En ce qui concerne la complétude du dossier :
5. En premier lieu, il ressort des pièces du dossier, notamment des demandes de permis d’aménager initial et de permis modificatif, que celles-ci comportent des plans de division indiquant les limites de chaque lot. Ainsi, et alors qu’aucune disposition législative ou réglementaire n’impose que le permis d’aménager précise le nombre et la nature des divisions cadastrales à intervenir, le moyen tiré de l’incomplétude du projet en raison de l’absence de précision quant à la division cadastrale future doit être écarté.
6. En deuxième lieu, si M. F… et les autres requérants soutiennent que les vues d’insertion du projet dans son environnement, tant proche que lointain, sont insuffisamment précises, il ressort des dossiers de demande que ceux-ci comportent une notice décrivant l’état actuel du terrain et le projet envisagé ainsi que des vues d’insertion permettant à l’autorité compétente de situer ce projet dans son environnement.
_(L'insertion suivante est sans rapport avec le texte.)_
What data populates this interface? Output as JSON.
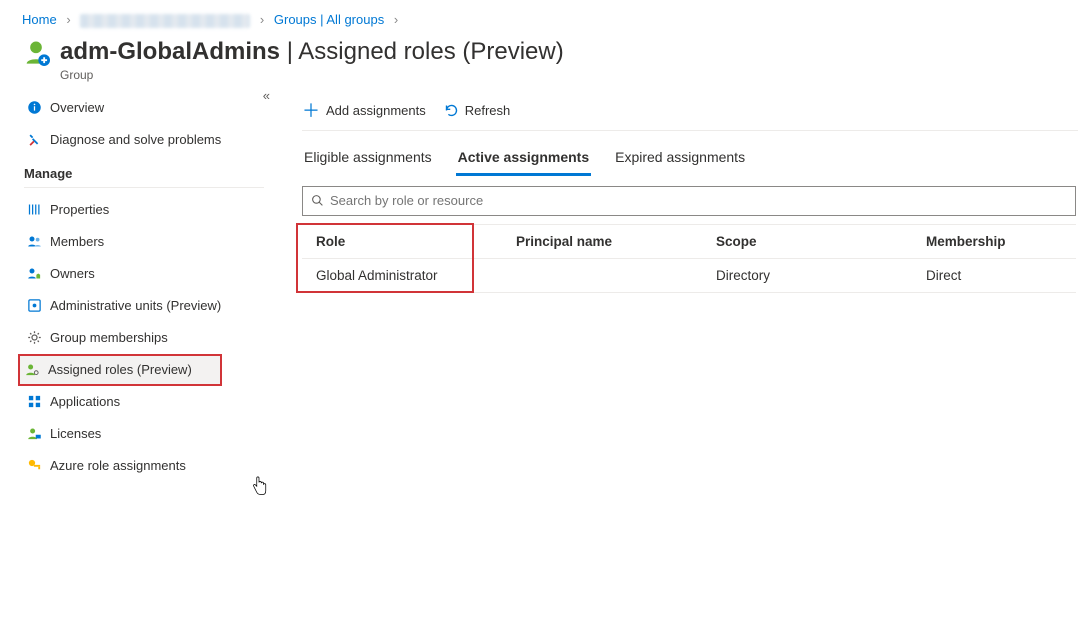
{
  "breadcrumb": {
    "home": "Home",
    "groups": "Groups | All groups"
  },
  "header": {
    "title_left": "adm-GlobalAdmins",
    "title_right": "Assigned roles (Preview)",
    "subtitle": "Group"
  },
  "sidebar": {
    "top": [
      {
        "label": "Overview",
        "icon": "info"
      },
      {
        "label": "Diagnose and solve problems",
        "icon": "wrench"
      }
    ],
    "manage_header": "Manage",
    "manage": [
      {
        "label": "Properties",
        "icon": "props"
      },
      {
        "label": "Members",
        "icon": "members"
      },
      {
        "label": "Owners",
        "icon": "owners"
      },
      {
        "label": "Administrative units (Preview)",
        "icon": "admin-unit"
      },
      {
        "label": "Group memberships",
        "icon": "gear"
      },
      {
        "label": "Assigned roles (Preview)",
        "icon": "person-gear",
        "selected": true,
        "highlight": true
      },
      {
        "label": "Applications",
        "icon": "apps"
      },
      {
        "label": "Licenses",
        "icon": "license"
      },
      {
        "label": "Azure role assignments",
        "icon": "key"
      }
    ]
  },
  "toolbar": {
    "add": "Add assignments",
    "refresh": "Refresh"
  },
  "tabs": [
    {
      "label": "Eligible assignments",
      "active": false
    },
    {
      "label": "Active assignments",
      "active": true
    },
    {
      "label": "Expired assignments",
      "active": false
    }
  ],
  "search": {
    "placeholder": "Search by role or resource"
  },
  "table": {
    "headers": {
      "role": "Role",
      "principal": "Principal name",
      "scope": "Scope",
      "membership": "Membership"
    },
    "rows": [
      {
        "role": "Global Administrator",
        "principal": "",
        "scope": "Directory",
        "membership": "Direct"
      }
    ]
  }
}
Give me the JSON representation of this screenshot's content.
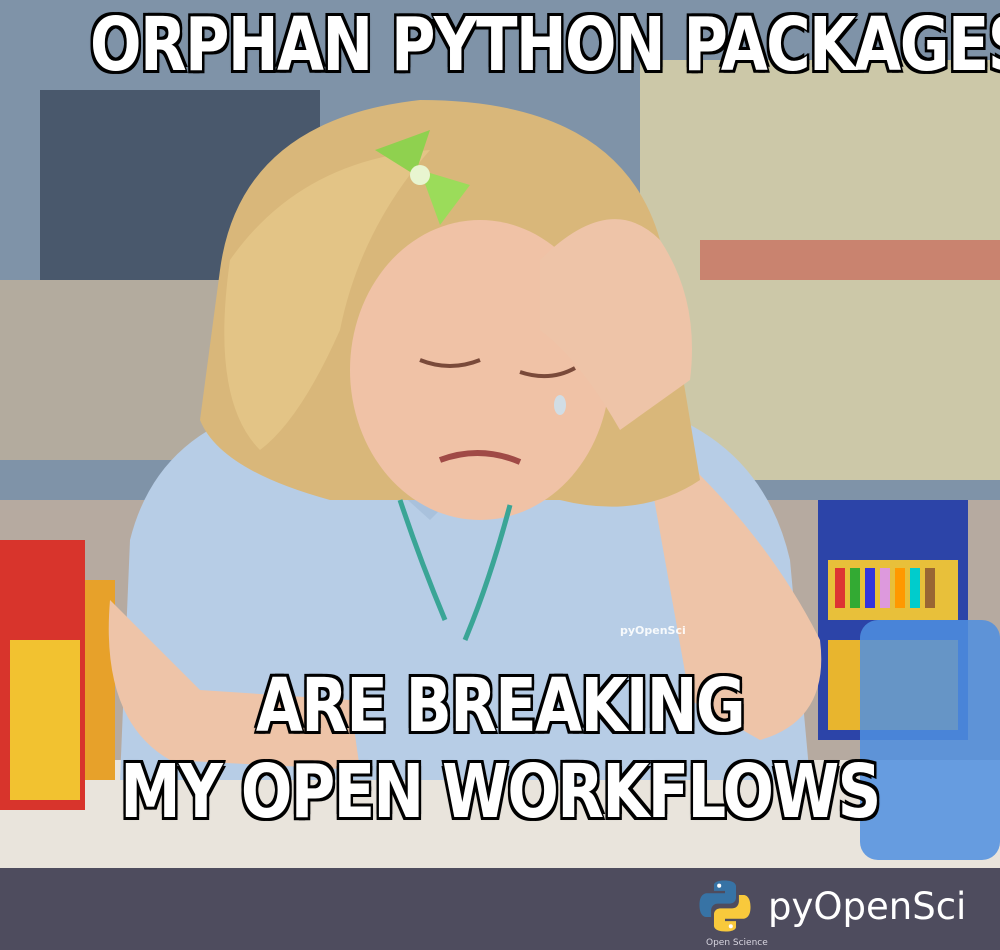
{
  "meme": {
    "top_text": "ORPHAN PYTHON PACKAGES",
    "bottom_line_1": "ARE BREAKING",
    "bottom_line_2": "MY OPEN WORKFLOWS"
  },
  "watermark": "pyOpenSci",
  "footer": {
    "brand_name": "pyOpenSci",
    "brand_tagline": "Open Science"
  },
  "colors": {
    "footer_bg": "#4e4c5e",
    "python_blue": "#3773a5",
    "python_yellow": "#f8c93c"
  }
}
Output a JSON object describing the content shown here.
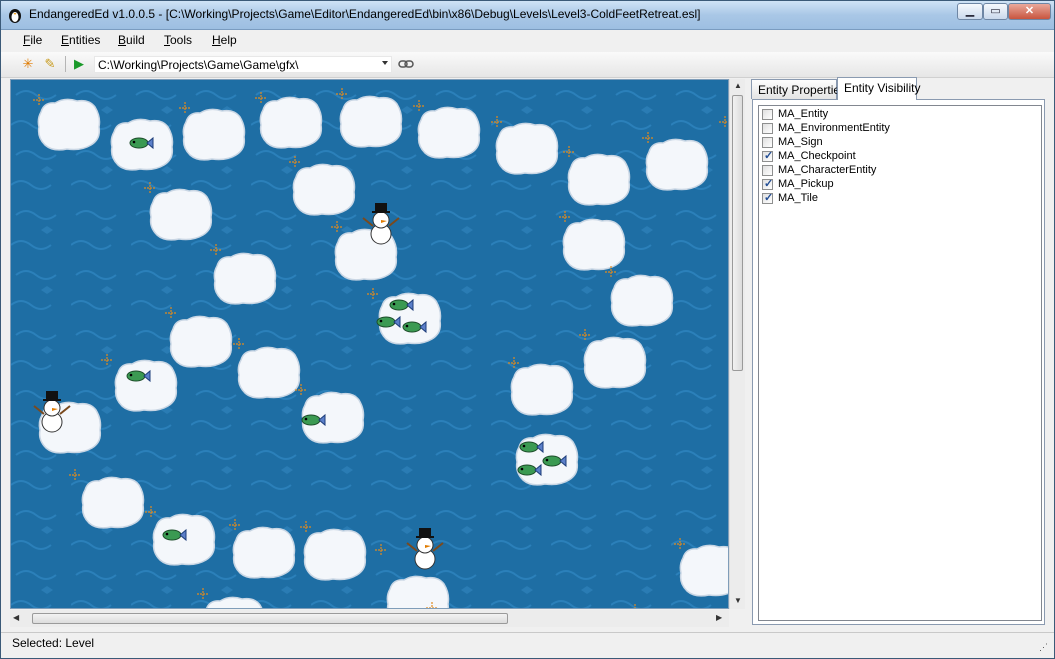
{
  "window": {
    "title": "EndangeredEd v1.0.0.5 - [C:\\Working\\Projects\\Game\\Editor\\EndangeredEd\\bin\\x86\\Debug\\Levels\\Level3-ColdFeetRetreat.esl]",
    "minimize_icon": "minimize-icon",
    "maximize_icon": "maximize-icon",
    "close_icon": "close-icon"
  },
  "menu": {
    "items": [
      "File",
      "Entities",
      "Build",
      "Tools",
      "Help"
    ]
  },
  "toolbar": {
    "path": "C:\\Working\\Projects\\Game\\Game\\gfx\\",
    "icons": [
      "sparkle-icon",
      "pencil-icon",
      "run-icon",
      "link-icon"
    ]
  },
  "colors": {
    "water": "#1e6ea4",
    "water_light": "#2a7fb8",
    "ice": "#f4f7fb",
    "marker": "#e08a1e"
  },
  "panel": {
    "tabs": [
      "Entity Properties",
      "Entity Visibility"
    ],
    "active_tab": "Entity Visibility",
    "visibility_items": [
      {
        "label": "MA_Entity",
        "checked": false
      },
      {
        "label": "MA_EnvironmentEntity",
        "checked": false
      },
      {
        "label": "MA_Sign",
        "checked": false
      },
      {
        "label": "MA_Checkpoint",
        "checked": true
      },
      {
        "label": "MA_CharacterEntity",
        "checked": false
      },
      {
        "label": "MA_Pickup",
        "checked": true
      },
      {
        "label": "MA_Tile",
        "checked": true
      }
    ]
  },
  "status": {
    "text": "Selected: Level"
  }
}
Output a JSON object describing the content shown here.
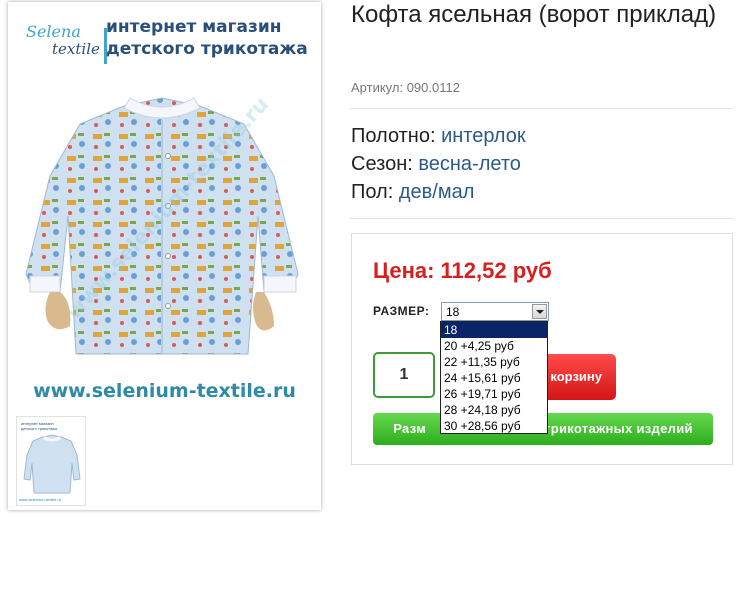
{
  "brand": {
    "logo_top": "Selena",
    "logo_bottom": "textile",
    "headline_line1": "интернет магазин",
    "headline_line2": "детского трикотажа",
    "watermark": "www.selenium-textile.ru",
    "url": "www.selenium-textile.ru",
    "thumb_url": "www.selenium-textile.ru",
    "thumb_head1": "интернет магазин",
    "thumb_head2": "детского трикотажа"
  },
  "product": {
    "title": "Кофта ясельная (ворот приклад)",
    "sku": "Артикул: 090.0112",
    "attributes": [
      {
        "label": "Полотно:",
        "value": "интерлок"
      },
      {
        "label": "Сезон:",
        "value": "весна-лето"
      },
      {
        "label": "Пол:",
        "value": "дев/мал"
      }
    ]
  },
  "buy_box": {
    "price": "Цена: 112,52 руб",
    "size_label": "РАЗМЕР:",
    "size_selected": "18",
    "size_options": [
      "18",
      "20 +4,25 руб",
      "22 +11,35 руб",
      "24 +15,61 руб",
      "26 +19,71 руб",
      "28 +24,18 руб",
      "30 +28,56 руб"
    ],
    "quantity": "1",
    "cart_button_visible_text": "корзину",
    "size_table_button_left": "Разм",
    "size_table_button_right": "трикотажных изделий"
  },
  "colors": {
    "price_red": "#d61f1f",
    "value_blue": "#2a5a8a",
    "cart_red": "#e02525",
    "green_button": "#3cba2a",
    "dropdown_highlight": "#0a246a"
  }
}
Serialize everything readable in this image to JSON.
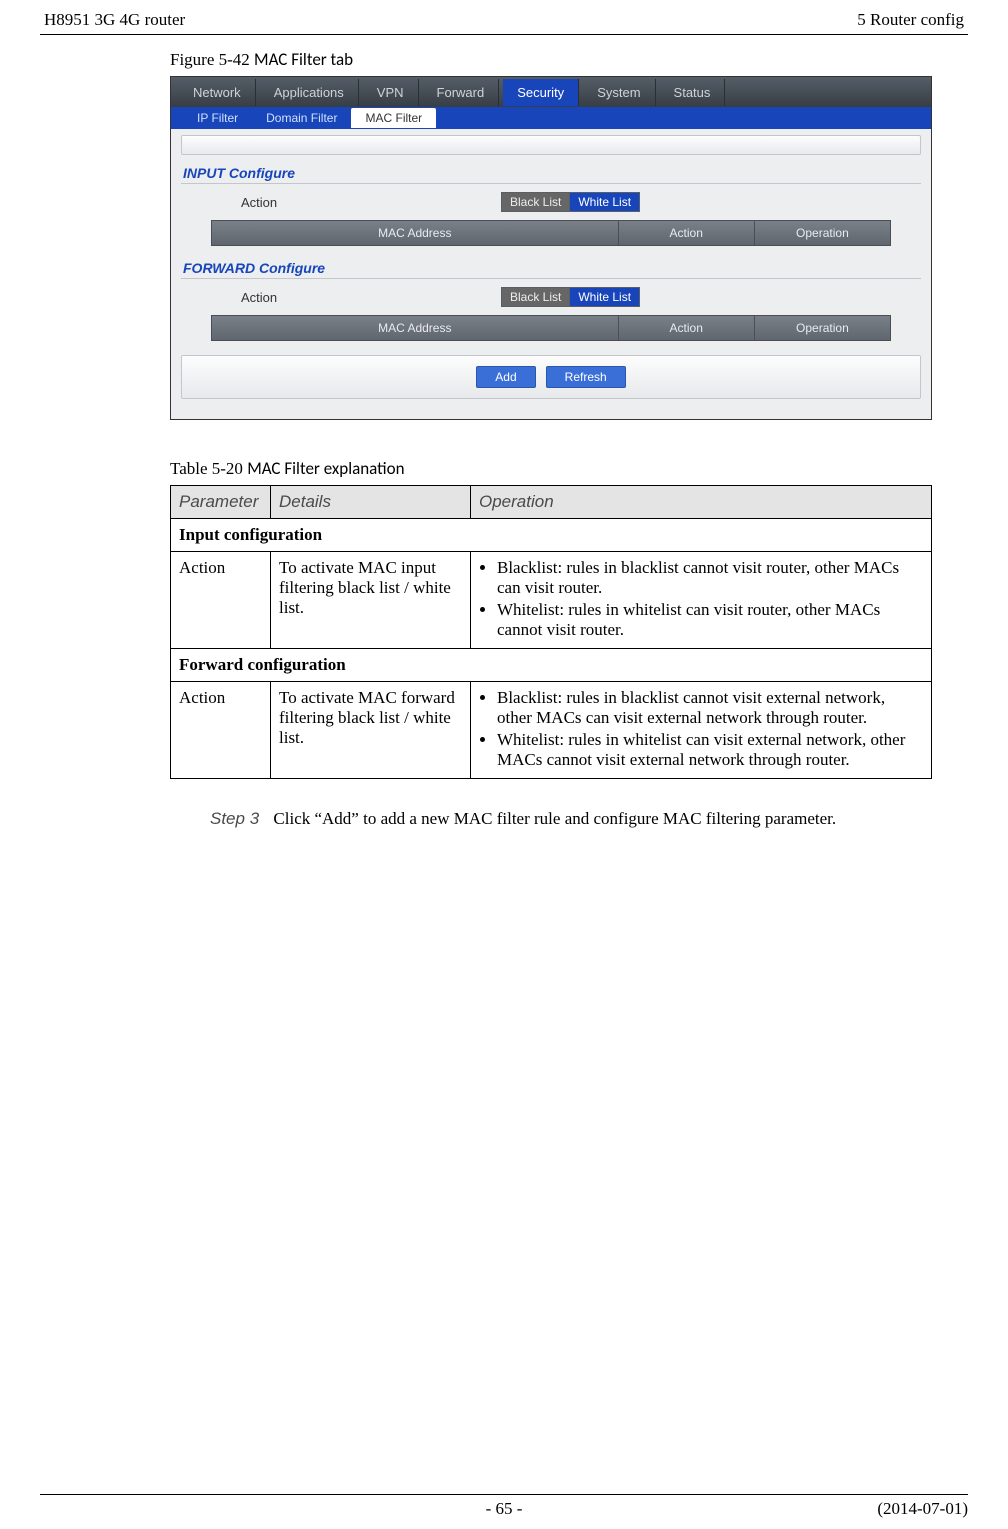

En conséquence, le moyen tiré de l’incomplétude du dossier en raison de l’insuffisante précision des vues d’insertion du projet en litige ne peut qu’être écarté.
7. En dernier lieu, il ressort de la notice descriptive et du plan de masse figurant dans le dossier de demande de permis d’aménager modificatif délivré le 8 février 2022, que la largeur de la voie privée de desserte du projet est de 8 mètres, y compris sur sa partie située en fond d’impasse, et que les dimensions de l’aire de retournement sont indiquées, ce qui a permis au service instructeur de s’assurer que l’aire de retournement est suffisante pour répondre aux normes propres à assurer la sécurité incendie du lotissement. Dès lors, le moyen tiré de l’incomplétude du dossier en raison de l’absence de mention des dimensions de la largeur de la voie en fond d’impasse sera écarté.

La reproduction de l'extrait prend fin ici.